The antics of Trump and Biden remind one of the sophomoric jockeying of aging adolescents for the chance to rush the most popular fraternity. This gladiator contest constitutes a masked ball that hides the substantialness of our looming global predicament. November's winner will represent our nation in its handling of global climate change, Ukraine, Gaza, Taiwan’s dance with China, and the growing, worldwide refugee and famine crises, to name only a few pending debacles. Our focus, unfortunately, remains on the most recent sideshow of political posturing, and who is winning in the digital version of the “Apprentice”, that plays out daily on our screens.

 

Conduct matters; dignity matters; statesmanship matters; global coalitions matter, and restraint from acting like a petulant, spoiled child matters. The simple fact that none of us is truly excited about either candidate is nothing new. It is a situation we have seen time and again in our nearly 250-year history as a nation. Dislike or apathy regarding the 2024 presidential election, however, is a luxury that no global citizen can afford. Our various international leaders do not want to disquiet us masses seeking daily entertainment and denial, but the problems facing the planet are patently existential ones.

 

What metrics should we then be using to evaluate the now, bipolar choice that confronts us in the election booth? A good place to start might be to ask what our national future looks like when either candidate, if placed in the White House, succeeds in doing their very worst. I would argue that choosing between the lesser of two evils is not a newly composed chorus for the American people. We know these lyrics because we have sung them all too many times before.
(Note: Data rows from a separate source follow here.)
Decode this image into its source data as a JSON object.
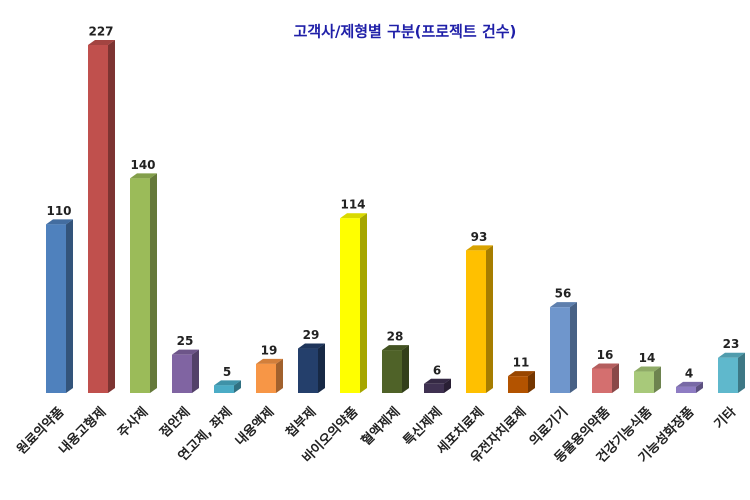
{
  "chart_data": {
    "type": "bar3d",
    "title": "고객사/제형별 구분(프로젝트 건수)",
    "categories": [
      "원료의약품",
      "내용고형제",
      "주사제",
      "점안제",
      "연고제, 좌제",
      "내용액제",
      "첩부제",
      "바이오의약품",
      "혈액제제",
      "특신제제",
      "세포치료제",
      "유전자치료제",
      "의료기기",
      "동물용의약품",
      "건강기능식품",
      "기능성화장품",
      "기타"
    ],
    "values": [
      110,
      227,
      140,
      25,
      5,
      19,
      29,
      114,
      28,
      6,
      93,
      11,
      56,
      16,
      14,
      4,
      23
    ],
    "colors": [
      "#4f81bd",
      "#c0504d",
      "#9bbb59",
      "#8064a2",
      "#4bacc6",
      "#f79646",
      "#243f6b",
      "#ffff00",
      "#4f6228",
      "#3f3151",
      "#ffc000",
      "#b35300",
      "#6f96cc",
      "#d46f6f",
      "#a8c97a",
      "#8e7cc3",
      "#5fb8cc"
    ]
  }
}
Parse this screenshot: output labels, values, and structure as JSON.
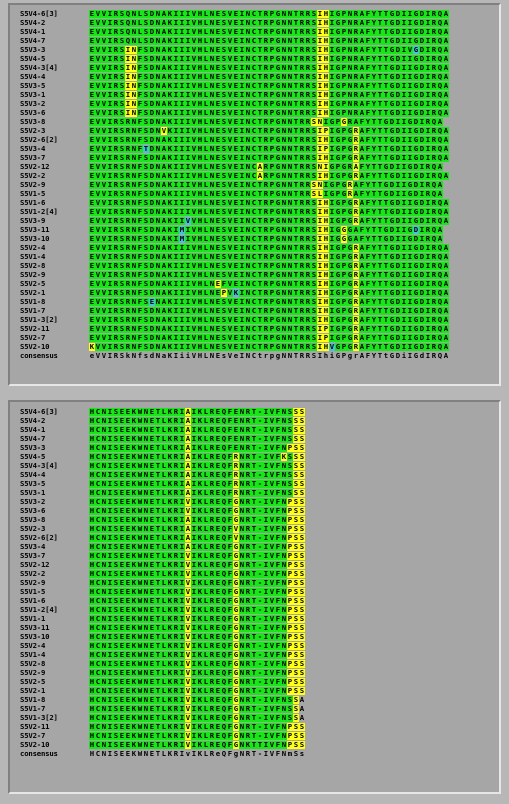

The crucial metric, rather, comprises a question: do we wish to continue to aspire to be a country dedicated to reasoned, transparent, collective debate, or instead to rapidly devolve into a unilateral, nonstop slide into repressive authoritarianism and the social unrest it promises.

 

In the end, we are deciding between a seasoned statesman who, however imperfect, operates within the boundaries of a democratic, pluralistic philosophy, and his opponent, a vitriolic, would-be-authoritarian who passionately sings the praises of dictators whilst rewriting the demagoguery playbook according to American tastes. In eight months, we will see which metric most sways the American voter. There is no doubt that if the former president is brought in for an angry encore, it will usher in an American philosophy that bears no resemblance to the ideals proffered by our Founders. For most of our global allies, the now, fully palpable potential for a Trump presidency, with its creed of isolationism, intolerance, and volatility, is what keeps them up at night.